I obtained some old data which contain groups that hold only 0s. I want to clean this dataset to use it for teaching. While some 0s are naturally occurring in my data, it is not possible for a group to contain only 0s. That leads me to the conclusion that observations in such a group can safely be labelled with NAs.
Goal
I wish that 0 should be replaced with NA only if the whole group is full of 0.
Reprex
library(dplyr)
df <- tibble(key_1 = rep(1:2, each = 4),
key_2 = rep(letters[1:2], each = 2, times = 2),
value = c(0, 0, 0, -1, 1, 2, 1, 0))
df
#> Output
# A tibble: 8 × 3
# key_1 key_2 value
# <int> <chr> <dbl>
# 1 a 0
# 1 a 0
# 1 b 0
# 1 b -1
# 2 a 1
# 2 a 2
# 2 b 1
# 2 b 0
This data represents a situation where multiple key variables uniquely identify each group.
- In group
1a, everything is0. - In group
2b, there is one0.
I expect 1a to be filled with NAs while e.g. 2b and other groups are preserved. I expect the solution to work within a dplyr pipeline, which is not mandatory, but it would be nice.
Desired Output
# key_1 key_2 value
# <int> <chr> <dbl>
# 1 a NA
# 1 a NA
# 1 b 0
# 1 b -1
# 2 a 1
# 2 a 2
# 2 b 1
# 2 b 0
Attempts so far
I tried using dplyr::case_when(), and to set the normal values of the value column as a fallback. This throws the following error:
df |> group_by(key_1, key_2) |>
mutate(value = case_when(sum(value != 0) == 0 ~ NA,
.default = value))
#> Error:
# ! `.default` must have size 1, not size 2.
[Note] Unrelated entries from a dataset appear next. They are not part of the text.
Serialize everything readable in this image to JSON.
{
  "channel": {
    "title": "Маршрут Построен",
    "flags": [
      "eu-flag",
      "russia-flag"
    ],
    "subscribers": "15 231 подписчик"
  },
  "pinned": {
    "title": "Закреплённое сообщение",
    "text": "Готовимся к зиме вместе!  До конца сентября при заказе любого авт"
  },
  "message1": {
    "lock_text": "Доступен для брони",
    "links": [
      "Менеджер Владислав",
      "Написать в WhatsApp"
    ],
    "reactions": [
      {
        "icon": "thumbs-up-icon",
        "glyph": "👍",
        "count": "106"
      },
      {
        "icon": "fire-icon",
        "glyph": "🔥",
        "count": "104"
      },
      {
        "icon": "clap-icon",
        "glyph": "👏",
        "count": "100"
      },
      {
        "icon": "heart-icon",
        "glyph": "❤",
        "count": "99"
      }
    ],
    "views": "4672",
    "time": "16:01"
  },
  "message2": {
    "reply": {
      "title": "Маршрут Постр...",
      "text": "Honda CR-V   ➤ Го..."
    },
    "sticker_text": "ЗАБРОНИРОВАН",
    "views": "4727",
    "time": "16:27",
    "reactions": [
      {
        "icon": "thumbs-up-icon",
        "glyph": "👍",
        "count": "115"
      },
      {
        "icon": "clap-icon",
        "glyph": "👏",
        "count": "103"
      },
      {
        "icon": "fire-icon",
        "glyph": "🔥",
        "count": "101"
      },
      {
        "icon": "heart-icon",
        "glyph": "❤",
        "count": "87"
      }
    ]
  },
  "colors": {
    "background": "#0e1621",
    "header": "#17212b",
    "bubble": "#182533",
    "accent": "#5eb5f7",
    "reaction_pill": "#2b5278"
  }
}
If I don’t specify a default, everything is NA.
Providing some dummy value to default shows that the condition sum(value != 0) == 0 is working correctly together with group_by.
df |> group_by(key_1, key_2) |>
mutate(value = case_when(sum(value != 0) == 0 ~ NA,
.default = "default"))
#> Output
# A tibble: 8 × 3
# Groups: key_1, key_2 [4]
# key_1 key_2 value
# <int> <chr> <chr>
# 1 a NA
# 1 a NA
# 1 b default
# 1 b default
# 2 a default
# 2 a default
# 2 b default
# 2 b default
>Solution :
You need to make sure you get an NA for each row. (case_when is a little stricter about recycling than base R. Here, your test value is length-1 for the group, and the result you specify, NA, is length-1, but the result you want has the same length as the number of rows in the group.)
df |>
mutate(
value = case_when(all(value == 0) ~ rep(NA, n()), .default = value),
.by = c(key_1, key_2)
)
# # A tibble: 8 × 3
# key_1 key_2 value
# <int> <chr> <dbl>
# 1 1 a NA
# 2 1 a NA
# 3 1 b 0
# 4 1 b -1
# 5 2 a 1
# 6 2 a 2
# 7 2 b 1
# 8 2 b 0